The changes that cause large, successful companies to fail are rarely sudden, which is why they are so easy to dismiss and also why they are so disturbing. Like Radio Shack, most companies have many opportunities to adjust their strategies to align with their buyers’ needs. Radio Shack might well have survived had they maintained their focus on their audience of electronics hobbyists and adjusted their strategies accordingly. Instead, they pursued a “me too” strategy that stripped them of their purpose, steadily reducing their unique product offerings to sell mobile phones and consumer gear that could be purchased anywhere. The hobbyists went elsewhere, and in the end, Radio Shack couldn’t serve any buyer better than some other store could.

It’s too late for Radio Shack, but it doesn’t have to be too late for your company. If you’re developing strategies without understanding your customer’s expectations, consider the possibility that you might be missing facts that will be retold in a story like this.
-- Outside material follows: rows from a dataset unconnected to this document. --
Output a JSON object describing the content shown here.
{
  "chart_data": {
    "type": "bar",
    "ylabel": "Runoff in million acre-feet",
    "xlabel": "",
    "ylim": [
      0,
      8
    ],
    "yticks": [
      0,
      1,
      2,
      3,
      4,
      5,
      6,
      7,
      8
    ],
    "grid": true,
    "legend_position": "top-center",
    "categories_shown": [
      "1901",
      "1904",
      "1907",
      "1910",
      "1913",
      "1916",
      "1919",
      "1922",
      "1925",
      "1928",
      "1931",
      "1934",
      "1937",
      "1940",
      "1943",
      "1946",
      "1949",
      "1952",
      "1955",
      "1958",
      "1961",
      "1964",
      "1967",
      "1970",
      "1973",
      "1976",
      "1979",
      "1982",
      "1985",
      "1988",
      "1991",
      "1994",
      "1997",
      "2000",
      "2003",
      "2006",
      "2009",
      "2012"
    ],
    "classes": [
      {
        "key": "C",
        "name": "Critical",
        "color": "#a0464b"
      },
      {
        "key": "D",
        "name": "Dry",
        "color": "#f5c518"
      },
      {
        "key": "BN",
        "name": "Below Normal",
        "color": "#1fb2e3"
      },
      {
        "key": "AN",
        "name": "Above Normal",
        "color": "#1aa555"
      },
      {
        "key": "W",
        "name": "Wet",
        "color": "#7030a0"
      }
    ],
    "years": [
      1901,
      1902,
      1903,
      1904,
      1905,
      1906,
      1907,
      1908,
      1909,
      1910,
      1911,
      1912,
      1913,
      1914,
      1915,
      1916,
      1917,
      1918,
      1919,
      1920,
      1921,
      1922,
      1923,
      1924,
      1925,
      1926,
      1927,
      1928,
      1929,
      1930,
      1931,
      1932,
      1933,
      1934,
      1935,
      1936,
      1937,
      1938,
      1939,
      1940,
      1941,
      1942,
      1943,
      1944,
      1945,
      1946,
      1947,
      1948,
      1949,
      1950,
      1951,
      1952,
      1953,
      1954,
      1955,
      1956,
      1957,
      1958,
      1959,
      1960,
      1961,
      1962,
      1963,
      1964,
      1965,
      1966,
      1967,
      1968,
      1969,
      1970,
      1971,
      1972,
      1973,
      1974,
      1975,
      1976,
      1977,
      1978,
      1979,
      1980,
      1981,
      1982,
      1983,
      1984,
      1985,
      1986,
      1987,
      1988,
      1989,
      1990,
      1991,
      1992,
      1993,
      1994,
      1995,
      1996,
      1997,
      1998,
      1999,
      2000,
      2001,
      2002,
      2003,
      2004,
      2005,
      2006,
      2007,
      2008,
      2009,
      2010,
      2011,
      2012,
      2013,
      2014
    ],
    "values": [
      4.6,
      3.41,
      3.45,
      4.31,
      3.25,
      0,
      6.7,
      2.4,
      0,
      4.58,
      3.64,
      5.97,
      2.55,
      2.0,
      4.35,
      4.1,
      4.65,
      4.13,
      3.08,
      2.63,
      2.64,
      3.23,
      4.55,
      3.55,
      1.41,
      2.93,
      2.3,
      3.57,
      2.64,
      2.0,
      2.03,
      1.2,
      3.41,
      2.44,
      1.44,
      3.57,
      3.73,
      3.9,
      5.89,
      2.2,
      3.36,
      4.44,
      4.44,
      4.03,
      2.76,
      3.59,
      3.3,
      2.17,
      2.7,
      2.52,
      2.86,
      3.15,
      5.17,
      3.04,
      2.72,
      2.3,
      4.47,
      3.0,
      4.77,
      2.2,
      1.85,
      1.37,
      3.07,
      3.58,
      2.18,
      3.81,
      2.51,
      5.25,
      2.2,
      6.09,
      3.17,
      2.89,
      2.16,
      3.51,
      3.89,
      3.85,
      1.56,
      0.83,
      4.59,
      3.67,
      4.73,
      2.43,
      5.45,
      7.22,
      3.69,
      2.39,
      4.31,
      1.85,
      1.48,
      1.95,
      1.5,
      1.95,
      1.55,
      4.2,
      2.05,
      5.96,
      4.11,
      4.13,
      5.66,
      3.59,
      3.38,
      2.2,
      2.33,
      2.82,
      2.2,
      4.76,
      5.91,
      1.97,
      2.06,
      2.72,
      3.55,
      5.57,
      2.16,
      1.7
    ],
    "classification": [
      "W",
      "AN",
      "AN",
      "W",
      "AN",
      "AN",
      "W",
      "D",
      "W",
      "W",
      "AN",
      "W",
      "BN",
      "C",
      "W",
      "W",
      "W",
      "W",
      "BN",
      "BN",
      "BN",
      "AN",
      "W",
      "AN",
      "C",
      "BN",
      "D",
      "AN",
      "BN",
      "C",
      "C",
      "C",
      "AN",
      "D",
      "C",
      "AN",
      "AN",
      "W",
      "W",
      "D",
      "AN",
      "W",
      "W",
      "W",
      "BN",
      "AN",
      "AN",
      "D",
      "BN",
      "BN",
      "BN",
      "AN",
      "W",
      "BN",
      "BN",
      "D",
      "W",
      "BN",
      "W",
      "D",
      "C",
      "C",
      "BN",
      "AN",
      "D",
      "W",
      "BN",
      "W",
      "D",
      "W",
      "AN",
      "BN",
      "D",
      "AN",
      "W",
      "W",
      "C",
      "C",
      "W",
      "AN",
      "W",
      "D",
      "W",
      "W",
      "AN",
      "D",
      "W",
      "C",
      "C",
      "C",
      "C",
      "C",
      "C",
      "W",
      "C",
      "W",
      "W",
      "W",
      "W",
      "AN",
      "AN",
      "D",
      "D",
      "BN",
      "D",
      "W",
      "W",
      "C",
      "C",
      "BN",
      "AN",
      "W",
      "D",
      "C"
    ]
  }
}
And beware of the online tools that help you build buyer personas without interviewing real buyers. As the people at Radio Shack can attest, it is incredibly dangerous to recycle your internal mis-perceptions into a new template and rely on your own hopes and vision.

P.S. My new book “Buyer Personas: How to Gain Insights into your Customer’s Expectations, Align your Marketing Strategies, and Win More Business” (Wiley) is now shipping.

Comments

  1. Guy Page says:

    The Radio Shack story is one that would fit in comfortably with the other disasters documented in Clayton Christensen’s seminal “Innovator’s Dilemma” — which include DEC. Highly successful companies are highly vulnerable to significant market change. The market for McDonald’s or Starbucks doesn’t change all that much from year to year. The market for DEC, Radio Shack, Winchester, and many tech companies can change dramatically over the course of just a few years. As Christensen documents repeatedly, a company’s success can also be its barrier to effective adaptation to market changes. Radio Shack’s demise may not only have been due to losing focus, but also to the fact that the customers they served so well moved on; moved out of Radio Shack’s area of competence. And like many large and successful tech companies, they were unable to restructure their processes and culture to move with the market.

    • Adele Revella says:

      Thanks for the comment, Guy. I’ve heard about “Innovator’s Dilemma” and just moved it up on my priority reading list.

      You are so right that some companies target buyers who are more likely to “move on” and out of a company’s area of competence. Tech companies are particularly vulnerable. There really isn’t anyone in the company who can gather buying insight in the normal course of business. Sales people only talk to buyers who include the company in their consideration set. Customer service people hear from users about concerns that never factored into their buying decision.

      I am hoping to help companies understand that buyer personas are not about pretty pictures and Powerpoints. We desperately need to evolve the marketing role to be the source of real insight into their target buyers’ expectations and their evolving attitudes about the company’s ability to address them. Radio Shack would have been better served to stick to its goal of serving the core buyer that did want to build stuff, and being the best at filling that need, even if it meant becoming a smaller company than they had envisioned.

      • Visnja says:

        You’re so right, Adele, when you saiy “Radio Shack would have been better served to stick to its goal of serving the core buyer that did want to build stuff” -> RadioShack would have its hands full today with customers who are into 3D printing and Arduinos and the whole maker movement. Imagine 7000 stores catering to this fast-rising new market.